# Low spin driver head with a high spin shaft?



## Tab373 (Jan 13, 2014)

Quick question if I have a low spin driver head and fit a high spin shaft what would be the result. I Have a callaway tour authentic 8.5 head going to put a bi matrix shaft in it but have also a black tie shaft to try in it. Now the black tie is low spin low launch but you can get other shafts that are high spin ie the white tie. Just wondered if it would just meet in the middle and produce a medium flight.currently hit the ball low to medium flight with my ft9 tour imix but would like a medium flight.or I could just get a more lofted driver


----------



## mab (Jan 15, 2014)

It is the driver head and loft that most influence launch angle and spin. Typically you would select a head that puts you in the correct launch angle range and spin range, after which you would fine tune with a shaft that best suits you swing. If you are hitting the ball way too low with a Black Tie, a White or Red Tie is unlikely to miraculously give you an extra 5* of launch. It should, however, marginally increase your launch angle.
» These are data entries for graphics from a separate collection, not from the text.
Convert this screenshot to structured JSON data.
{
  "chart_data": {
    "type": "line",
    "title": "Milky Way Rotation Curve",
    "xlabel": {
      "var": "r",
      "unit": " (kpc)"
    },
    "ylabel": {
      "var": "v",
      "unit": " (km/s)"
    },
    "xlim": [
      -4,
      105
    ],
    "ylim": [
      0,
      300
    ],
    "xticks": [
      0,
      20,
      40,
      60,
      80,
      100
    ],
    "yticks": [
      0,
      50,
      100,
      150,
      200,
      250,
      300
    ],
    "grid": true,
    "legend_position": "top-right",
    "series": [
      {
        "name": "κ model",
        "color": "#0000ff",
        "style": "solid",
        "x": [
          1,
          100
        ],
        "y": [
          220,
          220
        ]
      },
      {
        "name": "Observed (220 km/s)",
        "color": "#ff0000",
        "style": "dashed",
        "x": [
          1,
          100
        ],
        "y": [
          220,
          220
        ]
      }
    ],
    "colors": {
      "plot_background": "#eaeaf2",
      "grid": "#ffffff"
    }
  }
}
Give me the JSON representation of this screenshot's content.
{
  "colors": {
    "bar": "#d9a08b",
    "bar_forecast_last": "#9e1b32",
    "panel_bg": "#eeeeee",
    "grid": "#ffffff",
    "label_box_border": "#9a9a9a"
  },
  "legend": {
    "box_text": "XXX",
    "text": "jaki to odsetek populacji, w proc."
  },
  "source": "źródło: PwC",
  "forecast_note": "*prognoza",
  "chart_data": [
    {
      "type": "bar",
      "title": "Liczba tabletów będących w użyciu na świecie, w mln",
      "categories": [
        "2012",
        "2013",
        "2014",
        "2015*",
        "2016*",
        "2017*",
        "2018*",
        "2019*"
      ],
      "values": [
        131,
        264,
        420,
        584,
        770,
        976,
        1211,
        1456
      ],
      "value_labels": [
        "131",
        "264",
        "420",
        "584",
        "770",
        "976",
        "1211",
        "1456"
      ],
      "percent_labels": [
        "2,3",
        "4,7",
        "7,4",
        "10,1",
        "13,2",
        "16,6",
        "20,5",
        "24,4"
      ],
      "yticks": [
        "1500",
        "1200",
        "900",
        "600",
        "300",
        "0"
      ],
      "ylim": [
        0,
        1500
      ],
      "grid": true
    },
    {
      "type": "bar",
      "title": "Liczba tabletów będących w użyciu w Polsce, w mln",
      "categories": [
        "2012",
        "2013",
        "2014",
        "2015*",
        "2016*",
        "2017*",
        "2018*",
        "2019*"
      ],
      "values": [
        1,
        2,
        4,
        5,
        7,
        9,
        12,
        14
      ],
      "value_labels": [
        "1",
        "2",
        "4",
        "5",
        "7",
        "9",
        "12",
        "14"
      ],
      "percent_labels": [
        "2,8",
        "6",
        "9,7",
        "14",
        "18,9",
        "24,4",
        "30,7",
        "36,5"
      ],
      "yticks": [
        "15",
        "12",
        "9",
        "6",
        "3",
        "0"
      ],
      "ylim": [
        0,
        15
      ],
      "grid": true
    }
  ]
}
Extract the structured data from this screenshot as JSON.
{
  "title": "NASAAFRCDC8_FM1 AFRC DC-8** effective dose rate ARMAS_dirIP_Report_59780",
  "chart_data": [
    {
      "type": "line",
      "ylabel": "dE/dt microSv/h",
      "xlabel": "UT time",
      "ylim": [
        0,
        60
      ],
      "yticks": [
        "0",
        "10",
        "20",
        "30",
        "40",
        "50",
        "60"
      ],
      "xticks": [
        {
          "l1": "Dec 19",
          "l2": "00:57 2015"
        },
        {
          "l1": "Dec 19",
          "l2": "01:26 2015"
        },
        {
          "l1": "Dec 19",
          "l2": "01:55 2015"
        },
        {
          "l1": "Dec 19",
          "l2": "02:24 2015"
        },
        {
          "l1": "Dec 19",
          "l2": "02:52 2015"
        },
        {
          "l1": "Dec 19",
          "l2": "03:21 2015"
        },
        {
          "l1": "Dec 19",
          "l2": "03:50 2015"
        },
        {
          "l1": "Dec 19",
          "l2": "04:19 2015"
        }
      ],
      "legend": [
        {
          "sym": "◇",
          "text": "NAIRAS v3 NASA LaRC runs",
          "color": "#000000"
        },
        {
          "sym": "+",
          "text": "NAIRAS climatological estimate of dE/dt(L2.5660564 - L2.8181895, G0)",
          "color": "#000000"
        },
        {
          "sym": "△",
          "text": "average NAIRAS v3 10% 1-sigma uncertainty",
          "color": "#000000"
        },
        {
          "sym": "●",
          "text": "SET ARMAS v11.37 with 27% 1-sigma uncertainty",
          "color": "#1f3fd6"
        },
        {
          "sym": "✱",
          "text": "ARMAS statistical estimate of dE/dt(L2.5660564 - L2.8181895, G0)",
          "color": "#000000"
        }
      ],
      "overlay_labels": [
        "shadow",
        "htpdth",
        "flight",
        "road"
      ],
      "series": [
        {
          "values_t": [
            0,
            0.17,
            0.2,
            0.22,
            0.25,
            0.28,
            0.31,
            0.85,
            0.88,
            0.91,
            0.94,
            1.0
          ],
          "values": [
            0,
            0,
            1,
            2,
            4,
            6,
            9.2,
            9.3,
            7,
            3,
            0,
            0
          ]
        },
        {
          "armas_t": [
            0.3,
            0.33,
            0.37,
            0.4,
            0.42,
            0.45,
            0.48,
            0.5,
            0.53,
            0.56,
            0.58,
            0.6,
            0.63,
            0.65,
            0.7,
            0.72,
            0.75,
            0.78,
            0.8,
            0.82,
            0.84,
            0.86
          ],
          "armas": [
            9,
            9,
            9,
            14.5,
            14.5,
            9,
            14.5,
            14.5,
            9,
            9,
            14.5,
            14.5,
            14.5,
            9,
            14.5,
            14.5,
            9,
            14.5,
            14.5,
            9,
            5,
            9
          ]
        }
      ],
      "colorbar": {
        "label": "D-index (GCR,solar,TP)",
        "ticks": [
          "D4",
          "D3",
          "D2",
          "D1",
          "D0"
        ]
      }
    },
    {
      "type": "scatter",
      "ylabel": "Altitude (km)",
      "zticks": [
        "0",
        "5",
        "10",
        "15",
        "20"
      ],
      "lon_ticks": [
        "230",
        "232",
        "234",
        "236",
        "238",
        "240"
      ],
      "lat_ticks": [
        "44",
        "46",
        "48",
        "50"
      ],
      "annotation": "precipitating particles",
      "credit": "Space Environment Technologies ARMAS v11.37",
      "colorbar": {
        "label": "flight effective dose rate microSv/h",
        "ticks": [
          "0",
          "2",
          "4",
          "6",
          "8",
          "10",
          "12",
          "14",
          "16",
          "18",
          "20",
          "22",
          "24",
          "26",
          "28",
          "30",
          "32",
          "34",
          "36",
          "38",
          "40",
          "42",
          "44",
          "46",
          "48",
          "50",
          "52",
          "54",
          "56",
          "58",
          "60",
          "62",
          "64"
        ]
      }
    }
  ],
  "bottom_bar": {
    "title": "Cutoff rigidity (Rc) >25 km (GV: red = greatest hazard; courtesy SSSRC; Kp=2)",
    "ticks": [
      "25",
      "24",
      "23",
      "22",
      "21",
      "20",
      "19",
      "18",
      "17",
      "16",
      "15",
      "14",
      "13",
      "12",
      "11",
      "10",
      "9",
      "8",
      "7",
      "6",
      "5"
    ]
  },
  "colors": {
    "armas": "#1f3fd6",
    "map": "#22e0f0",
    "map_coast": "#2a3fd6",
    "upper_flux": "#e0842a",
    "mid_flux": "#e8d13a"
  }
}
Also, you mention you intend to install a bimatrix shaft, by which I assume you mean the Grafalloy Bimatrix Tour Prototype. This is not a high launching shaft so I would not expect to see a material improvement in your launch conditions over and above the Black Tie.

It's difficult to recommend you a solution without any further information. However, suffice to say only a small percentage of golfers would optimise thair launch conditions with a low spin head in 8.5* paired with the somewhat stout Black Tie. That is also true even paired with a White or Red Tie, as 8.5 is a low loft in today's world.

Most golfers benefit from a higher lofted driver, but shaft choice really does depend on your swing.


----------



## Foxholer (Jan 15, 2014)

There is definitely a difference between 'flight' and 'launch'. Launch is determined by Loft and Angle of attack more than by the shaft (normally). Flight is governed more by a combo of the loft and the shaft - spin being what really controls flight along the initial launch path. And your swing - AofA, Speed, Release and a couple other variables also affect things.

With so many variables/unknowns, it's really hard to predict what can be 'best' - and often the difference between 'Ok, but not optimised' and 'best' is not a huge amount anyway!

Best method is to try them all out in a controlled fitting session!


----------